輸入インフレが実感できるようになったためか、日本経済の問題はデフレよりも賃金が上がらないことだという記事が増えてきたようである。

これについては既に記事にしているが、その根本原因は売上が増えないことにある。

企業は売上が増える見込みがなければ固定費は抑制する。バブル崩壊以降、売上高はボックス圏で推移しているので、足元で利益が出ていても、賃上げに慎重になるのは自然なことである。

売上高=数量×価格だが、数量は国内は人口減少、海外は輸出から現地生産化のために、増加していく予測は立てにくい。価格も人件費抑制が消費者の低価格志向を強めたことで上げにくくなっている。

  • 成長しない→賃上げできない(固定費を増やせない)

  • 売上が増えない→値上げできない

賃金と物価が両すくみの均衡状態が日本経済のNew Normalになってしまっている。
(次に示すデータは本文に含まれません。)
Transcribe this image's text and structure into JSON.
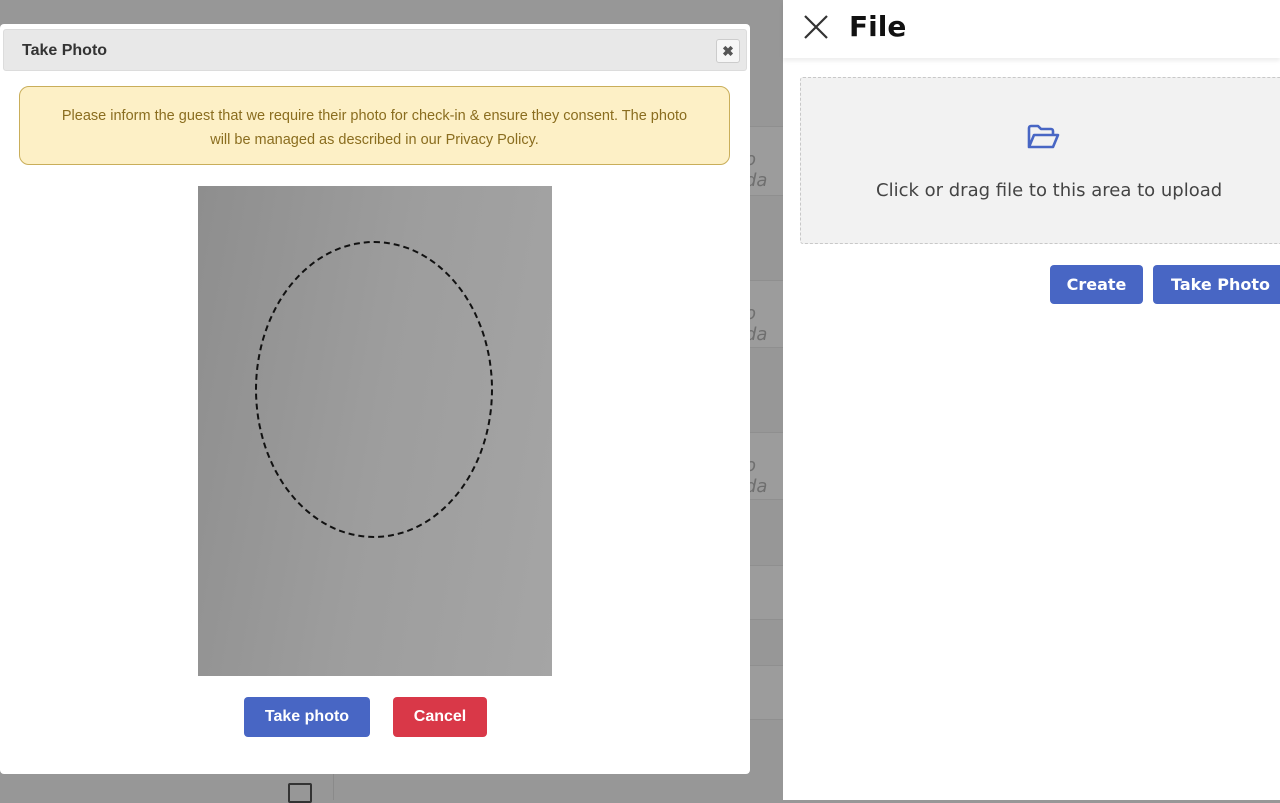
{
  "background": {
    "row_text": "o da",
    "rows": 3
  },
  "modal": {
    "title": "Take Photo",
    "close_icon": "close-icon",
    "notice": "Please inform the guest that we require their photo for check-in & ensure they consent. The photo will be managed as described in our Privacy Policy.",
    "take_photo_label": "Take photo",
    "cancel_label": "Cancel"
  },
  "panel": {
    "title": "File",
    "upload_text": "Click or drag file to this area to upload",
    "upload_icon": "folder-open-icon",
    "create_label": "Create",
    "take_photo_label": "Take Photo"
  },
  "colors": {
    "primary": "#4866c4",
    "danger": "#d93848",
    "notice_bg": "#fdf0c6"
  }
}
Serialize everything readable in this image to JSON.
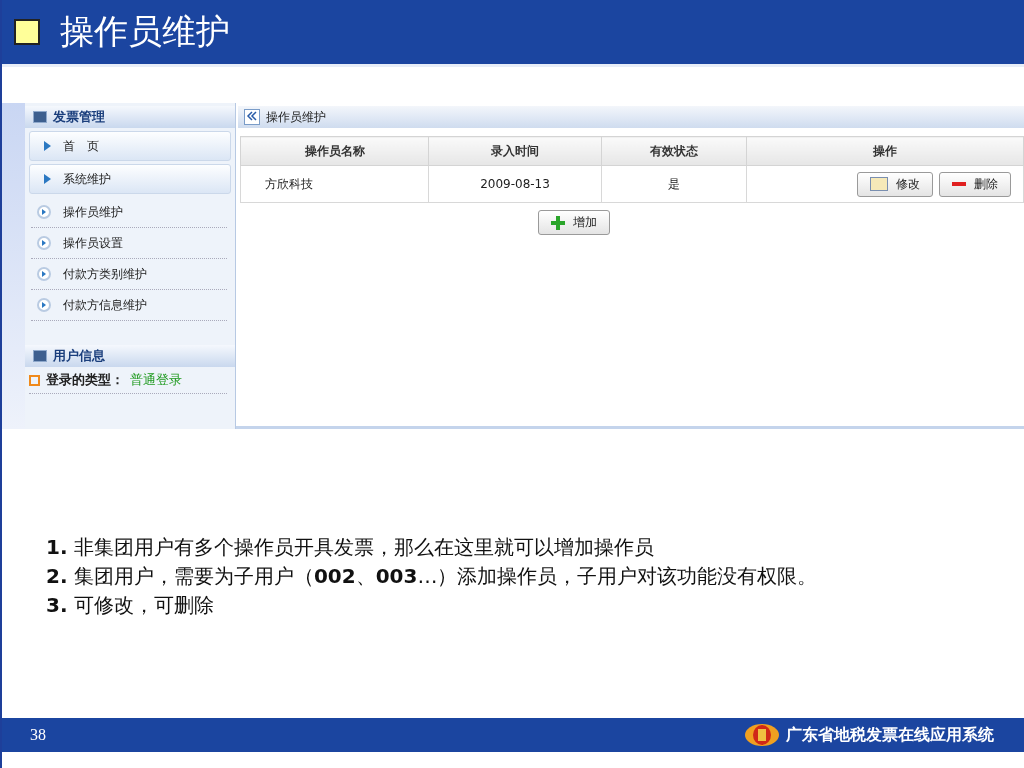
{
  "slide": {
    "title": "操作员维护",
    "page_number": "38",
    "footer_title": "广东省地税发票在线应用系统"
  },
  "sidebar": {
    "sections": [
      {
        "title": "发票管理",
        "items": [
          {
            "label": "首　页",
            "kind": "main"
          },
          {
            "label": "系统维护",
            "kind": "main"
          },
          {
            "label": "操作员维护",
            "kind": "sub"
          },
          {
            "label": "操作员设置",
            "kind": "sub"
          },
          {
            "label": "付款方类别维护",
            "kind": "sub"
          },
          {
            "label": "付款方信息维护",
            "kind": "sub"
          }
        ]
      },
      {
        "title": "用户信息",
        "info": {
          "label": "登录的类型：",
          "value": "普通登录"
        }
      }
    ]
  },
  "main": {
    "breadcrumb": "操作员维护",
    "table": {
      "columns": [
        "操作员名称",
        "录入时间",
        "有效状态",
        "操作"
      ],
      "rows": [
        {
          "name": "方欣科技",
          "date": "2009-08-13",
          "status": "是",
          "actions": [
            {
              "label": "修改",
              "kind": "edit"
            },
            {
              "label": "删除",
              "kind": "delete"
            }
          ]
        }
      ]
    },
    "add_button": "增加"
  },
  "notes": [
    "**1.** 非集团用户有多个操作员开具发票，那么在这里就可以增加操作员",
    "**2.** 集团用户，需要为子用户（**002**、**003**…）添加操作员，子用户对该功能没有权限。",
    "**3.** 可修改，可删除"
  ]
}
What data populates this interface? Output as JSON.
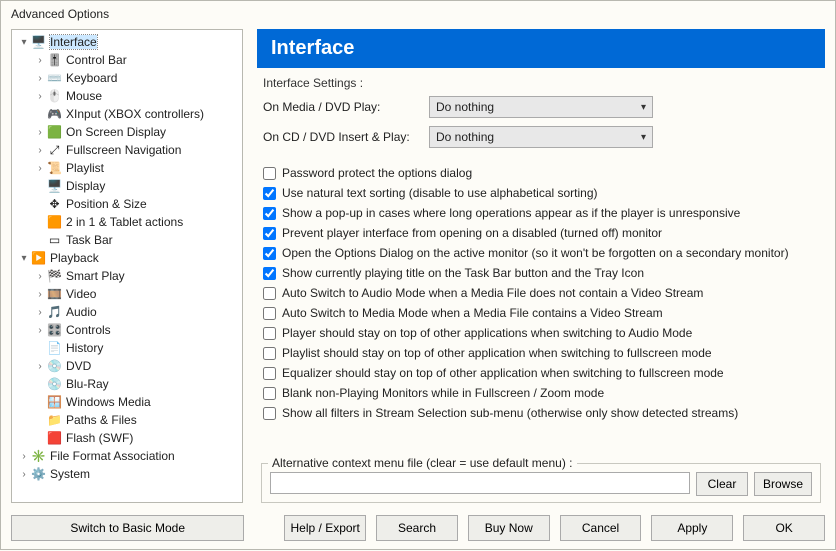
{
  "window": {
    "title": "Advanced Options"
  },
  "tree": [
    {
      "depth": 0,
      "expander": "▾",
      "icon": "🖥️",
      "label": "Interface",
      "selected": true
    },
    {
      "depth": 1,
      "expander": "›",
      "icon": "🎚️",
      "label": "Control Bar"
    },
    {
      "depth": 1,
      "expander": "›",
      "icon": "⌨️",
      "label": "Keyboard"
    },
    {
      "depth": 1,
      "expander": "›",
      "icon": "🖱️",
      "label": "Mouse"
    },
    {
      "depth": 1,
      "expander": "",
      "icon": "🎮",
      "label": "XInput (XBOX controllers)"
    },
    {
      "depth": 1,
      "expander": "›",
      "icon": "🟩",
      "label": "On Screen Display"
    },
    {
      "depth": 1,
      "expander": "›",
      "icon": "⤢",
      "label": "Fullscreen Navigation"
    },
    {
      "depth": 1,
      "expander": "›",
      "icon": "📜",
      "label": "Playlist"
    },
    {
      "depth": 1,
      "expander": "",
      "icon": "🖥️",
      "label": "Display"
    },
    {
      "depth": 1,
      "expander": "",
      "icon": "✥",
      "label": "Position & Size"
    },
    {
      "depth": 1,
      "expander": "",
      "icon": "🟧",
      "label": "2 in 1 & Tablet actions"
    },
    {
      "depth": 1,
      "expander": "",
      "icon": "▭",
      "label": "Task Bar"
    },
    {
      "depth": 0,
      "expander": "▾",
      "icon": "▶️",
      "label": "Playback"
    },
    {
      "depth": 1,
      "expander": "›",
      "icon": "🏁",
      "label": "Smart Play"
    },
    {
      "depth": 1,
      "expander": "›",
      "icon": "🎞️",
      "label": "Video"
    },
    {
      "depth": 1,
      "expander": "›",
      "icon": "🎵",
      "label": "Audio"
    },
    {
      "depth": 1,
      "expander": "›",
      "icon": "🎛️",
      "label": "Controls"
    },
    {
      "depth": 1,
      "expander": "",
      "icon": "📄",
      "label": "History"
    },
    {
      "depth": 1,
      "expander": "›",
      "icon": "💿",
      "label": "DVD"
    },
    {
      "depth": 1,
      "expander": "",
      "icon": "💿",
      "label": "Blu-Ray"
    },
    {
      "depth": 1,
      "expander": "",
      "icon": "🪟",
      "label": "Windows Media"
    },
    {
      "depth": 1,
      "expander": "",
      "icon": "📁",
      "label": "Paths & Files"
    },
    {
      "depth": 1,
      "expander": "",
      "icon": "🟥",
      "label": "Flash (SWF)"
    },
    {
      "depth": 0,
      "expander": "›",
      "icon": "✳️",
      "label": "File Format Association"
    },
    {
      "depth": 0,
      "expander": "›",
      "icon": "⚙️",
      "label": "System"
    }
  ],
  "header": {
    "title": "Interface"
  },
  "subtitle": "Interface Settings :",
  "combos": [
    {
      "label": "On Media / DVD Play:",
      "value": "Do nothing"
    },
    {
      "label": "On CD / DVD Insert & Play:",
      "value": "Do nothing"
    }
  ],
  "checkboxes": [
    {
      "c": false,
      "t": "Password protect the options dialog"
    },
    {
      "c": true,
      "t": "Use natural text sorting (disable to use alphabetical sorting)"
    },
    {
      "c": true,
      "t": "Show a pop-up in cases where long operations appear as if the player is unresponsive"
    },
    {
      "c": true,
      "t": "Prevent player interface from opening on a disabled (turned off) monitor"
    },
    {
      "c": true,
      "t": "Open the Options Dialog on the active monitor (so it won't be forgotten on a secondary monitor)"
    },
    {
      "c": true,
      "t": "Show currently playing title on the Task Bar button and the Tray Icon"
    },
    {
      "c": false,
      "t": "Auto Switch to Audio Mode when a Media File does not contain a Video Stream"
    },
    {
      "c": false,
      "t": "Auto Switch to Media Mode when a Media File contains a Video Stream"
    },
    {
      "c": false,
      "t": "Player should stay on top of other applications when switching to Audio Mode"
    },
    {
      "c": false,
      "t": "Playlist should stay on top of other application when switching to fullscreen mode"
    },
    {
      "c": false,
      "t": "Equalizer should stay on top of other application when switching to fullscreen mode"
    },
    {
      "c": false,
      "t": "Blank non-Playing Monitors while in Fullscreen / Zoom mode"
    },
    {
      "c": false,
      "t": "Show all filters in Stream Selection sub-menu (otherwise only show detected streams)"
    }
  ],
  "alt_menu": {
    "legend": "Alternative context menu file (clear = use default menu) :",
    "value": "",
    "clear": "Clear",
    "browse": "Browse"
  },
  "bottom": {
    "switch": "Switch to Basic Mode",
    "help": "Help / Export",
    "search": "Search",
    "buy": "Buy Now",
    "cancel": "Cancel",
    "apply": "Apply",
    "ok": "OK"
  }
}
これは企業が合理的に行動した結果なので、ここから脱却するためには政府が価格と賃金を引き上げる財政支出を続けることが有効だが、それは政府の基本方針の財政再建に反するだけでなく、民意も支持するとは考えにくいので、実現可能性は極めて低い。

なお、利益が少ないから賃金が上がらないのではないことには注意。

企業利益と賃金の連動が切れた転換点はこれ👇。2003~2007年度には海外経済(特に中国)の成長に牽引されて企業業績は急拡大したが、人件費は抑制が続いた。

賃金が上昇していたなら、理在の景気の牽引役は輸出産業ではなく、個人消費になった可能性が高い。これが冒頭のイフである。そして、賃金抑制で最も影響を受けたのは、大企業の正社員ではなく、急増した非正規社員たちだった。

大企業の行動の変化は👇のグラフに表れている。

最近では、東京の(旧)プランタン銀座がユニクロになっていたことに「安いニッポン」を感じた。